Compact Layered Drawings of General Directed Graphs

TL;DR

This paper introduces the Compact Generalized Layering Problem (CGLP) for layered graph drawings, proposing two MIP models and a heuristic, to optimize layout quality under height and width constraints, addressing NP-hardness.

Contribution

It presents two novel MIP formulations for CGLP and a heuristic approach, improving computational efficiency and layout quality in layered graph visualization.

Findings

CGL formulation is faster than EXT with standard solvers.

MML heuristic reduces runtime significantly.

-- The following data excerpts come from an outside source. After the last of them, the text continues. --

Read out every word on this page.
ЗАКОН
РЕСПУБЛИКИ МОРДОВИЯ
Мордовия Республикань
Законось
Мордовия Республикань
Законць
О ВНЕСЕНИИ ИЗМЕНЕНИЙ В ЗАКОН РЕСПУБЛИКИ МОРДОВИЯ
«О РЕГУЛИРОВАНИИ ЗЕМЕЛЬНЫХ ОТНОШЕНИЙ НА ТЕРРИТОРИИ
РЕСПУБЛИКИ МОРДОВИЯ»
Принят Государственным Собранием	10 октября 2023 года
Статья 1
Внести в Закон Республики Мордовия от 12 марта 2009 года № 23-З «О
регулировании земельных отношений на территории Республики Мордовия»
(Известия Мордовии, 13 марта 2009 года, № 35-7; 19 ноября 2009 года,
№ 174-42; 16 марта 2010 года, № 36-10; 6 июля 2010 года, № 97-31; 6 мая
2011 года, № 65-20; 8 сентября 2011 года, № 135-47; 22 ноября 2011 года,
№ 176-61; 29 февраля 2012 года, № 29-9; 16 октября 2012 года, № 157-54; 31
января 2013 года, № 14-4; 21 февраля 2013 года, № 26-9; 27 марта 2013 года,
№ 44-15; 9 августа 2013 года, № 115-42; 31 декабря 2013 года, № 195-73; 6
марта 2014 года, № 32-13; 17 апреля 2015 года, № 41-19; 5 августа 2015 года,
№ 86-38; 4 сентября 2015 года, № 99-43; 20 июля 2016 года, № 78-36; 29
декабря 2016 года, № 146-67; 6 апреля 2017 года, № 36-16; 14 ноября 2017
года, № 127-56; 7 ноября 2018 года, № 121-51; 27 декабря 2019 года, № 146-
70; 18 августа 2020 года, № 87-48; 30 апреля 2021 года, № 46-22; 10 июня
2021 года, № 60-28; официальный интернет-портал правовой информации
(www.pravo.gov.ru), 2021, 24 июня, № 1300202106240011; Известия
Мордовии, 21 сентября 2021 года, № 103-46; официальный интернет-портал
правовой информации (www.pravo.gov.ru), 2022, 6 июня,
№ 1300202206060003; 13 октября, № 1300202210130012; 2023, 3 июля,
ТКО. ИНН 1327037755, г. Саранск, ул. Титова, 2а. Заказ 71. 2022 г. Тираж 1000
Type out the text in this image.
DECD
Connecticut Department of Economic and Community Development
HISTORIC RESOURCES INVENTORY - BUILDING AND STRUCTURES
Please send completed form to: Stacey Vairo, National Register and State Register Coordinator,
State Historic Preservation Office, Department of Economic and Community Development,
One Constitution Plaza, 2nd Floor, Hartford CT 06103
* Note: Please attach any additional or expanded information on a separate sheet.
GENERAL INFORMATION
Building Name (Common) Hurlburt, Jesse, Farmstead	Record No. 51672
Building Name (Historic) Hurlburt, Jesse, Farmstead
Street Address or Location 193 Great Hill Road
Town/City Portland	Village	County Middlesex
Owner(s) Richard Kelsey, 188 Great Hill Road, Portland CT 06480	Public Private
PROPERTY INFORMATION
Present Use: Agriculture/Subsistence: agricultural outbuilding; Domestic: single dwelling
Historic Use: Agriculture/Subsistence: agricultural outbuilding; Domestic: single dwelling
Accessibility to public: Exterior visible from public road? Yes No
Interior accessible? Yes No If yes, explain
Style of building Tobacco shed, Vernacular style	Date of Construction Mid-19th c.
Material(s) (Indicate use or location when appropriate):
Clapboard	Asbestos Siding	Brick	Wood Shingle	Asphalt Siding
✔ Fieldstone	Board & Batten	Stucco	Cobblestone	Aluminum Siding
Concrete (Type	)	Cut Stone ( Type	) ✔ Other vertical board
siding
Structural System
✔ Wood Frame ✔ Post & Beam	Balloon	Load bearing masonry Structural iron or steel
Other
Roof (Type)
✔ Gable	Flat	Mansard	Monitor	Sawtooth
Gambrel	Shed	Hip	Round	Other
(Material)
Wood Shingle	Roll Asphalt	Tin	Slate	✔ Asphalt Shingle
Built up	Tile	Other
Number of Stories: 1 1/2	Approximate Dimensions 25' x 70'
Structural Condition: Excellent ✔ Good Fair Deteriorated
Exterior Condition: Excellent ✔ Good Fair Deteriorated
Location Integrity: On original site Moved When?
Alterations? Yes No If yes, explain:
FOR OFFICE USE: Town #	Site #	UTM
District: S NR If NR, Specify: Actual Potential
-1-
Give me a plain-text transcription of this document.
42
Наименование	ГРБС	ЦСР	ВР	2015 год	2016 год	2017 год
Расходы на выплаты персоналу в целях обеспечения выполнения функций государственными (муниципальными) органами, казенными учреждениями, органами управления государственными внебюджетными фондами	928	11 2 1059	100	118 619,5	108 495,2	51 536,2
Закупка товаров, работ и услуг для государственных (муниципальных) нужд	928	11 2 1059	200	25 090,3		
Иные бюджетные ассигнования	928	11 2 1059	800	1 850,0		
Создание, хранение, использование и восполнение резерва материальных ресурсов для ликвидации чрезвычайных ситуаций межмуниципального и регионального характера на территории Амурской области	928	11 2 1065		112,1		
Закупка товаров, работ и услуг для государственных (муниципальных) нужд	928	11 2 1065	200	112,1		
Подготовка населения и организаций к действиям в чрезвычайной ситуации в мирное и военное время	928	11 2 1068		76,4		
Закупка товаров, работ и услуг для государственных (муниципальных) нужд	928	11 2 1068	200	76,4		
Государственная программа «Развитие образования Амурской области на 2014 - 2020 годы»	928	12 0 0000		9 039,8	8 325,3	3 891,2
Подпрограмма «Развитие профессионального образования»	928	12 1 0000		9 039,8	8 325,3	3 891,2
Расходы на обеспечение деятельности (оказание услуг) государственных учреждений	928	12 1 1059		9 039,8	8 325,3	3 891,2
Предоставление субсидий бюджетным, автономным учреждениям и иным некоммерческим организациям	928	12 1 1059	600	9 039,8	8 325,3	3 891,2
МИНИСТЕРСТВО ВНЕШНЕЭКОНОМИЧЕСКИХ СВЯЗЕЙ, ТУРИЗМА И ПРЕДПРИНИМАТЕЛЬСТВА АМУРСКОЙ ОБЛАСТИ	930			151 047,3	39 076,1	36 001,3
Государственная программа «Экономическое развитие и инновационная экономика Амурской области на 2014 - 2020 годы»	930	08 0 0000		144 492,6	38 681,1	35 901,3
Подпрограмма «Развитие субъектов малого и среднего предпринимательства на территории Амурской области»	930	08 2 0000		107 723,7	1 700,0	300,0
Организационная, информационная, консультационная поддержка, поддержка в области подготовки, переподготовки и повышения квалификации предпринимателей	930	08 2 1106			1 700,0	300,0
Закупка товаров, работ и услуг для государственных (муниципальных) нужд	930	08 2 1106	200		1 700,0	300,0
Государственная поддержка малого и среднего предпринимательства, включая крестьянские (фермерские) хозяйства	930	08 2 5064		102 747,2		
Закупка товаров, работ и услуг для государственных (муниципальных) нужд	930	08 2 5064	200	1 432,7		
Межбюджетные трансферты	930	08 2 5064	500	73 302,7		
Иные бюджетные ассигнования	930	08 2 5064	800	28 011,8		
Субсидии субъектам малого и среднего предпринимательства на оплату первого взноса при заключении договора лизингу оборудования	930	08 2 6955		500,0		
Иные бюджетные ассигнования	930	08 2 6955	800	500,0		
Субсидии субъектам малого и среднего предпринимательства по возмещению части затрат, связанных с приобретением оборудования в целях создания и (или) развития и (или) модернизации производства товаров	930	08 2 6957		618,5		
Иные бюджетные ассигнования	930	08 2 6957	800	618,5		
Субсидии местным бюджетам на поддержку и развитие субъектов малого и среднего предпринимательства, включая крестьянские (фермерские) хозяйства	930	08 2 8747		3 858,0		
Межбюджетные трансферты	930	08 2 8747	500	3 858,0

MML maintains similar arc lengths and widths as exact methods.

Abstract

We consider the problem of layering general directed graphs under height and possibly also width constraints. Given a directed graph G = (V,A) and a maximal height, we propose a layering approach that minimizes a weighted sum of the number of reversed arcs, the arc lengths, and the width of the drawing. We call this the Compact Generalized Layering Problem (CGLP). Here, the width of a drawing is defined as the maximum sum of the number of vertices placed on a layer and the number of dummy vertices caused by arcs traversing the layer. The CGLP is NP-hard. We present two MIP models for this problem. The first one (EXT) is our extension of a natural formulation for directed acyclic graphs as suggested by Healy and Nikolov. The second one (CGL) is a new formulation based on partial orderings. Our computational experiments on two benchmark sets show that the CGL formulation can be solved much faster than EXT using standard commercial MIP solvers. Moreover, we suggest a variant of CGL, called MML, that can be seen as a heuristic approach. In our experiments, MML clearly improves on CGL in terms of running time while it does not considerably increase the average arc lengths and widths of the layouts although it solves a slightly different problem where the dummy vertices are not taken into account.